英国のリズ・トラス新首相(9月9日、セントポール寺院で、写真:代表撮影/ロイター/アフロ)

成功するつもりなら、新首相は見せかけの急進主義を慎む必要がある。

 英保守党の党首選挙を戦っていた時、リズ・トラス氏の選対事務所が「初日から墜落する」という約束をツイートした。

(編集部注:勢いよく走り出すことを意味する「hit the ground running」という言い回しからrunningが抜けていた)

 あちこちで物笑いの種になり、すぐに修正されたものの、この書き込みは図らずも、英国の新首相が直面する問題の大きさをとらえていた。

 ダウニング街10番地(首相官邸)に落ち着いたトラス氏は、とてつもない大仕事に取り掛からなければならない。

多難な船出

 優先順位の高い問題が山積みになっている。

 ほかの欧州諸国の場合と同様、その山の頂にあるのはエネルギー危機だ。英国の窮状は、ほかの多くの国々と比べてもひどい。ガスへの依存度が高いことがその大きな理由だ。
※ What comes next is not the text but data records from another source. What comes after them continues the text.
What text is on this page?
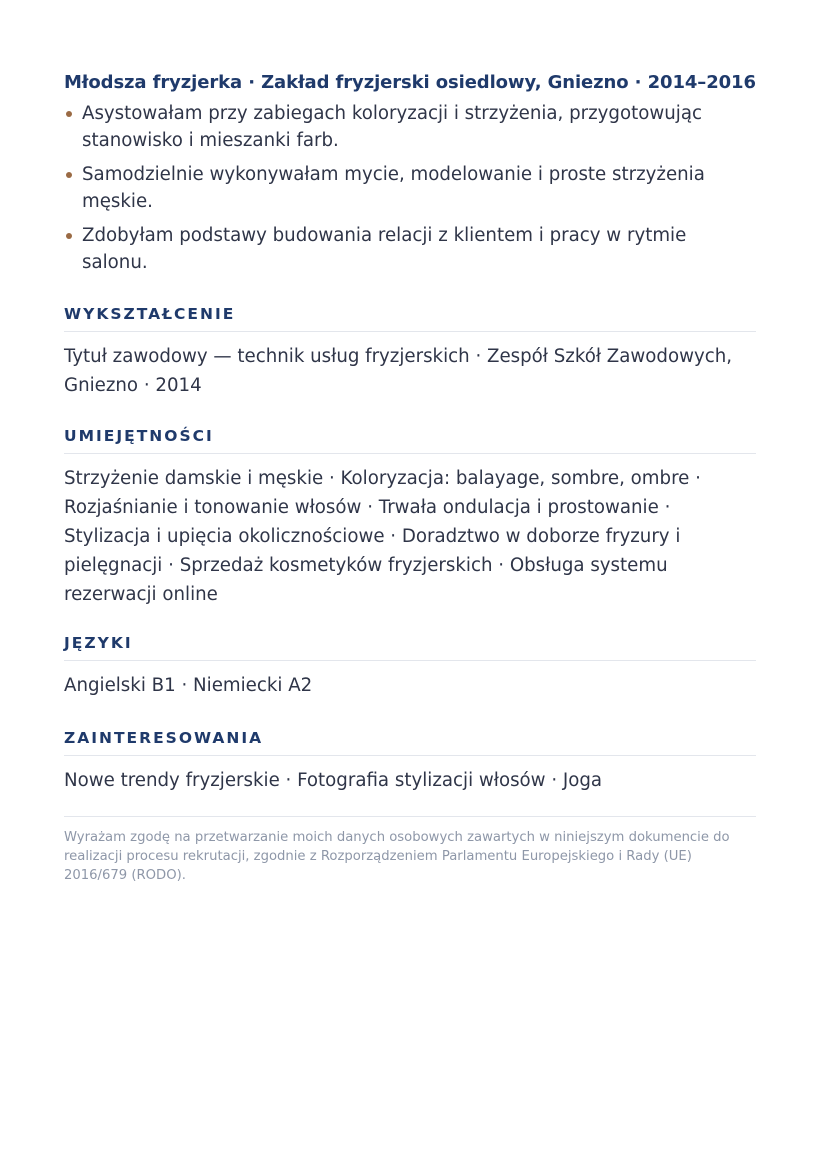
Młodsza fryzjerka · Zakład fryzjerski osiedlowy, Gniezno · 2014–2016
Asystowałam przy zabiegach koloryzacji i strzyżenia, przygotowując stanowisko i mieszanki farb.
Samodzielnie wykonywałam mycie, modelowanie i proste strzyżenia męskie.
Zdobyłam podstawy budowania relacji z klientem i pracy w rytmie salonu.
WYKSZTAŁCENIE

Tytuł zawodowy — technik usług fryzjerskich · Zespół Szkół Zawodowych, Gniezno · 2014

UMIEJĘTNOŚCI

Strzyżenie damskie i męskie · Koloryzacja: balayage, sombre, ombre · Rozjaśnianie i tonowanie włosów · Trwała ondulacja i prostowanie · Stylizacja i upięcia okolicznościowe · Doradztwo w doborze fryzury i pielęgnacji · Sprzedaż kosmetyków fryzjerskich · Obsługa systemu rezerwacji online

JĘZYKI

Angielski B1 · Niemiecki A2

ZAINTERESOWANIA

Nowe trendy fryzjerskie · Fotografia stylizacji włosów · Joga

Wyrażam zgodę na przetwarzanie moich danych osobowych zawartych w niniejszym dokumencie do realizacji procesu rekrutacji, zgodnie z Rozporządzeniem Parlamentu Europejskiego i Rady (UE) 2016/679 (RODO).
 インフレはすでに2ケタに突入しており、2023年には20%を超えるかもしれないと予想する人もいる。

 トラス氏が党首選挙に勝つ少し前にシンクタンクのレゾリューション財団が出した予測によれば、この物価上昇による実質所得の減少は2003年以降に実現した賃金上昇をすべて帳消しにする。

 物流ネットワークと刑事裁判システムはストライキで打撃を被っている。国民医療制度(NHS)の一部も混乱しており、救急外来で12時間以上待たされる患者の数は1日1000人近くに上っている。

 こうしたことすべての根底にあるのは、英国の経済成長と生産性をてこ入れする難しさだ。

 どちらも15年にわたって低空飛行を続けており、生活水準を押し下げ、公的サービスの質を低下させている問題だ。

 今のところ2025年1月に予定されている次の総選挙までにこうした問題をすべて片付けることは誰にもできない。だが、トラス氏はせめて、こうした流れを変え始められるだろうか。